As we head for the van I can see that no one is staying to play at the park today and I can’t say I blame them. However kids don’t care that it’s 60km/h winds. They just want to play at the park. And for a brief moment I was almost going to say yes. What do I care, I can sit in the van and watch them until they realize it’s too damn windy!!
Just as I was about to say yes, Isabelle throws her head back again and starts wailing about how it’s not fair and waa waa waaaaaaaa…..I’m sure it was words but that was all I heard. So I decided nope that was it. We were going home. This sends Aidan into his, I HATE OUR HOUSE!! I never want to go home, I want a new house. So I said it….I said “fine, get out and go find a new house.” Not my best moment. That was the teeny tiny moment that I just wanted to walk away from parenting but remembered that I would not last in jail. Maybe I sound like an awful Mommy. However I know that I am not the only one who feels like this or has these moments.
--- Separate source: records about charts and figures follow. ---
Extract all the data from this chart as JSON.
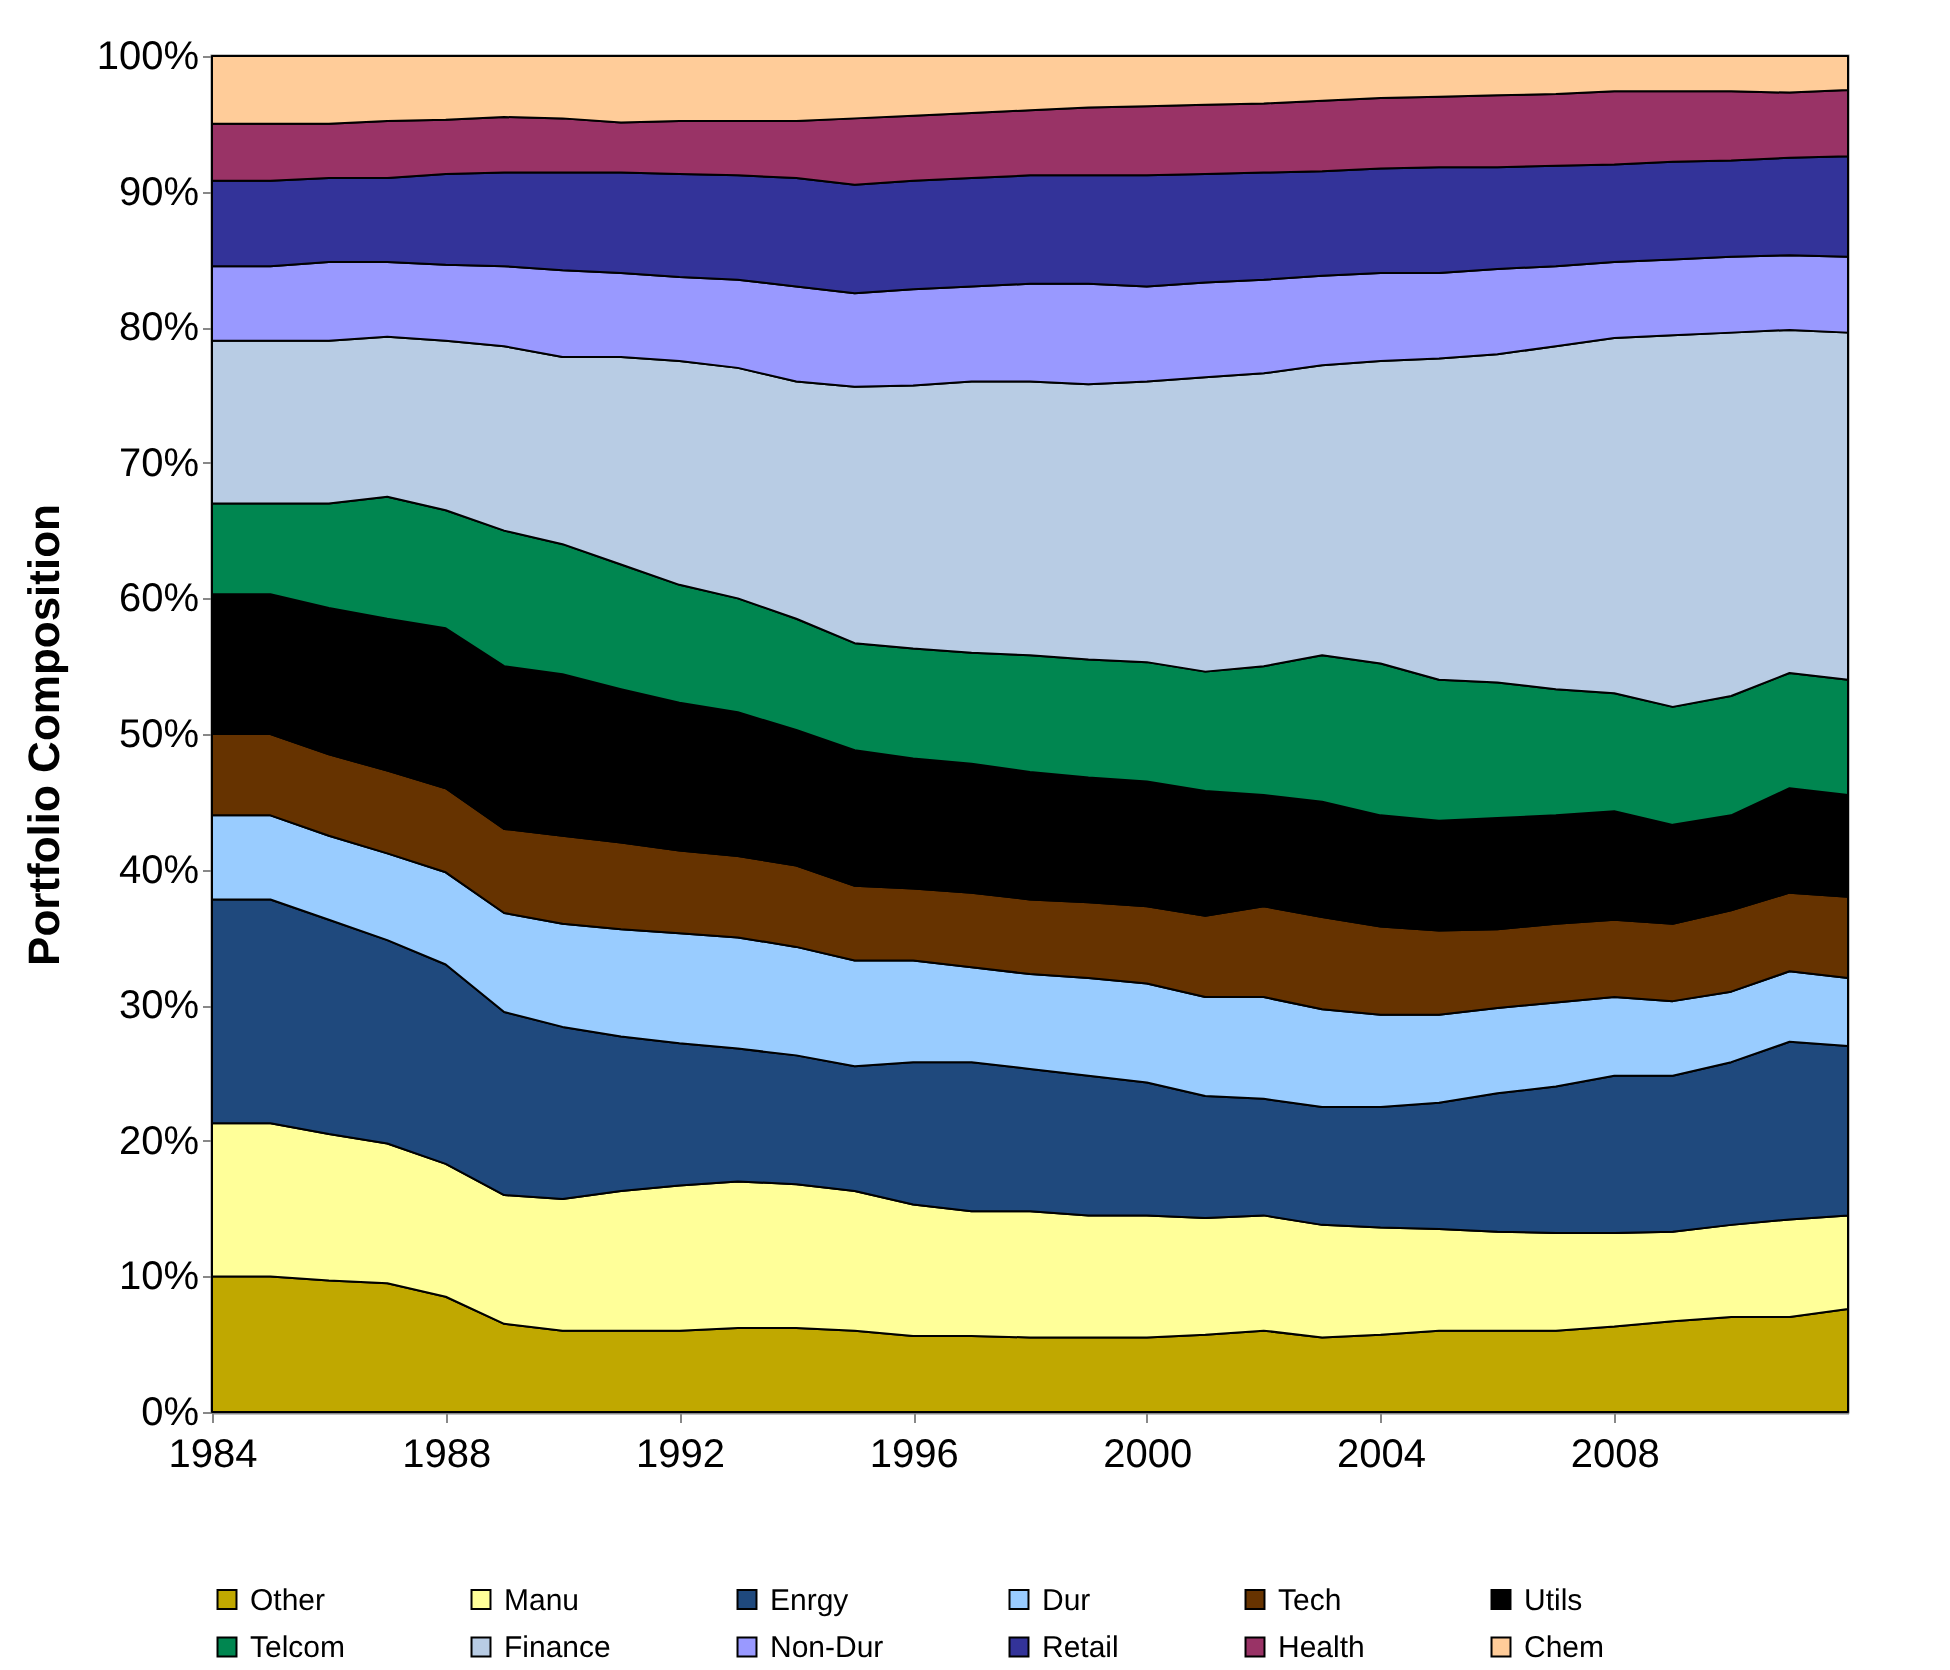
{
  "chart_data": {
    "type": "area",
    "stacked": true,
    "ylabel": "Portfolio Composition",
    "x": [
      1984,
      1985,
      1986,
      1987,
      1988,
      1989,
      1990,
      1991,
      1992,
      1993,
      1994,
      1995,
      1996,
      1997,
      1998,
      1999,
      2000,
      2001,
      2002,
      2003,
      2004,
      2005,
      2006,
      2007,
      2008,
      2009,
      2010,
      2011,
      2012
    ],
    "xlim": [
      1984,
      2012
    ],
    "xticks": [
      1984,
      1988,
      1992,
      1996,
      2000,
      2004,
      2008
    ],
    "ylim": [
      0,
      100
    ],
    "yticks": [
      {
        "value": 0,
        "label": "0%"
      },
      {
        "value": 10,
        "label": "10%"
      },
      {
        "value": 20,
        "label": "20%"
      },
      {
        "value": 30,
        "label": "30%"
      },
      {
        "value": 40,
        "label": "40%"
      },
      {
        "value": 50,
        "label": "50%"
      },
      {
        "value": 60,
        "label": "60%"
      },
      {
        "value": 70,
        "label": "70%"
      },
      {
        "value": 80,
        "label": "80%"
      },
      {
        "value": 90,
        "label": "90%"
      },
      {
        "value": 100,
        "label": "100%"
      }
    ],
    "legend": "bottom",
    "series": [
      {
        "name": "Other",
        "color": "#c0a800",
        "values": [
          10,
          10,
          9.7,
          9.5,
          8.5,
          6.5,
          6,
          6,
          6,
          6.2,
          6.2,
          6,
          5.6,
          5.6,
          5.5,
          5.5,
          5.5,
          5.7,
          6,
          5.5,
          5.7,
          6,
          6,
          6,
          6.3,
          6.7,
          7,
          7,
          7.6
        ]
      },
      {
        "name": "Manu",
        "color": "#ffff99",
        "values": [
          11.3,
          11.3,
          10.8,
          10.3,
          9.8,
          9.5,
          9.7,
          10.3,
          10.7,
          10.8,
          10.6,
          10.3,
          9.7,
          9.2,
          9.3,
          9,
          9,
          8.6,
          8.5,
          8.3,
          7.9,
          7.5,
          7.3,
          7.2,
          6.9,
          6.6,
          6.8,
          7.2,
          6.9
        ]
      },
      {
        "name": "Enrgy",
        "color": "#1f497d",
        "values": [
          16.5,
          16.5,
          15.8,
          15,
          14.7,
          13.5,
          12.7,
          11.4,
          10.5,
          9.8,
          9.5,
          9.2,
          10.5,
          11,
          10.5,
          10.3,
          9.8,
          9,
          8.6,
          8.7,
          8.9,
          9.3,
          10.2,
          10.8,
          11.6,
          11.5,
          12,
          13.1,
          12.5
        ]
      },
      {
        "name": "Dur",
        "color": "#99ccff",
        "values": [
          6.2,
          6.2,
          6.2,
          6.4,
          6.8,
          7.3,
          7.6,
          7.9,
          8.1,
          8.2,
          8,
          7.8,
          7.5,
          7,
          7,
          7.2,
          7.3,
          7.3,
          7.5,
          7.2,
          6.8,
          6.5,
          6.3,
          6.2,
          5.8,
          5.5,
          5.2,
          5.2,
          5
        ]
      },
      {
        "name": "Tech",
        "color": "#663300",
        "values": [
          6,
          6,
          6,
          6.1,
          6.2,
          6.2,
          6.5,
          6.4,
          6.1,
          6,
          6,
          5.5,
          5.3,
          5.5,
          5.5,
          5.6,
          5.7,
          6,
          6.7,
          6.8,
          6.5,
          6.2,
          5.8,
          5.8,
          5.7,
          5.7,
          6,
          5.8,
          6
        ]
      },
      {
        "name": "Utils",
        "color": "#000000",
        "values": [
          10.3,
          10.3,
          10.8,
          11.2,
          11.8,
          12,
          11.9,
          11.3,
          10.9,
          10.6,
          10,
          10,
          9.6,
          9.5,
          9.4,
          9.2,
          9.2,
          9.2,
          8.2,
          8.5,
          8.2,
          8.1,
          8.2,
          8,
          8,
          7.3,
          7,
          7.7,
          7.5
        ]
      },
      {
        "name": "Telcom",
        "color": "#008650",
        "values": [
          6.7,
          6.7,
          7.7,
          9,
          8.7,
          10,
          9.6,
          9.2,
          8.7,
          8.4,
          8.2,
          7.9,
          8.1,
          8.2,
          8.6,
          8.7,
          8.8,
          8.8,
          9.5,
          10.8,
          11.2,
          10.4,
          10,
          9.3,
          8.7,
          8.7,
          8.8,
          8.5,
          8.5
        ]
      },
      {
        "name": "Finance",
        "color": "#b8cce4",
        "values": [
          12,
          12,
          12,
          11.8,
          12.5,
          13.6,
          13.8,
          15.3,
          16.5,
          17,
          17.5,
          18.9,
          19.4,
          20,
          20.2,
          20.3,
          20.7,
          21.7,
          21.6,
          21.4,
          22.3,
          23.7,
          24.2,
          25.3,
          26.2,
          27.4,
          26.8,
          25.3,
          25.6
        ]
      },
      {
        "name": "Non-Dur",
        "color": "#9999ff",
        "values": [
          5.5,
          5.5,
          5.8,
          5.5,
          5.6,
          5.9,
          6.4,
          6.2,
          6.2,
          6.5,
          7,
          6.9,
          7.1,
          7,
          7.2,
          7.4,
          7,
          7,
          6.9,
          6.6,
          6.5,
          6.3,
          6.3,
          5.9,
          5.6,
          5.6,
          5.6,
          5.5,
          5.6
        ]
      },
      {
        "name": "Retail",
        "color": "#333399",
        "values": [
          6.3,
          6.3,
          6.2,
          6.2,
          6.7,
          6.9,
          7.2,
          7.4,
          7.6,
          7.7,
          8,
          8,
          8,
          8,
          8,
          8,
          8.2,
          8,
          7.9,
          7.7,
          7.7,
          7.8,
          7.5,
          7.4,
          7.2,
          7.2,
          7.1,
          7.2,
          7.4
        ]
      },
      {
        "name": "Health",
        "color": "#993366",
        "values": [
          4.2,
          4.2,
          4,
          4.2,
          4,
          4.1,
          4,
          3.7,
          3.9,
          4,
          4.2,
          4.9,
          4.8,
          4.8,
          4.8,
          5,
          5.1,
          5.1,
          5.1,
          5.2,
          5.2,
          5.2,
          5.3,
          5.3,
          5.4,
          5.2,
          5.1,
          4.8,
          4.9
        ]
      },
      {
        "name": "Chem",
        "color": "#ffcc99",
        "values": [
          5,
          5,
          5,
          4.8,
          4.7,
          4.5,
          4.6,
          4.9,
          4.8,
          4.8,
          4.8,
          4.6,
          4.4,
          4.2,
          4,
          3.8,
          3.7,
          3.6,
          3.5,
          3.3,
          3.1,
          3,
          2.9,
          2.8,
          2.6,
          2.6,
          2.6,
          2.7,
          2.5
        ]
      }
    ]
  }
}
I love my children so much it hurts but no one told me ever that raising little assholes…er I mean kids was so hard. And this moment I’m having really isn’t all that big of a problem. I’m actually quite surprised it happened on a Monday. This shit usually happens on a Friday!!!
So we made it home. The boy child who wanted a new home got to spend a few minutes in his room. He came downstairs and said he was sorry he said he wanted a new home. He did say he only said it thinking that I would go with him to this new home. Haha. The fiery red head dried her eyes and quietly went downstairs to watch some tv, but not before saying she was sorry too.
Only and hour before Madeline comes home and then once it’s dinner they will start arguing about who sits where at the dinner table. I may have to just let them sit at the table and wonder how they are going to get their dinner while I just sit quietly at the table. That has thrown them for a moment before.
I love them so much that one day I will print this blog and give their future spouse a copy!!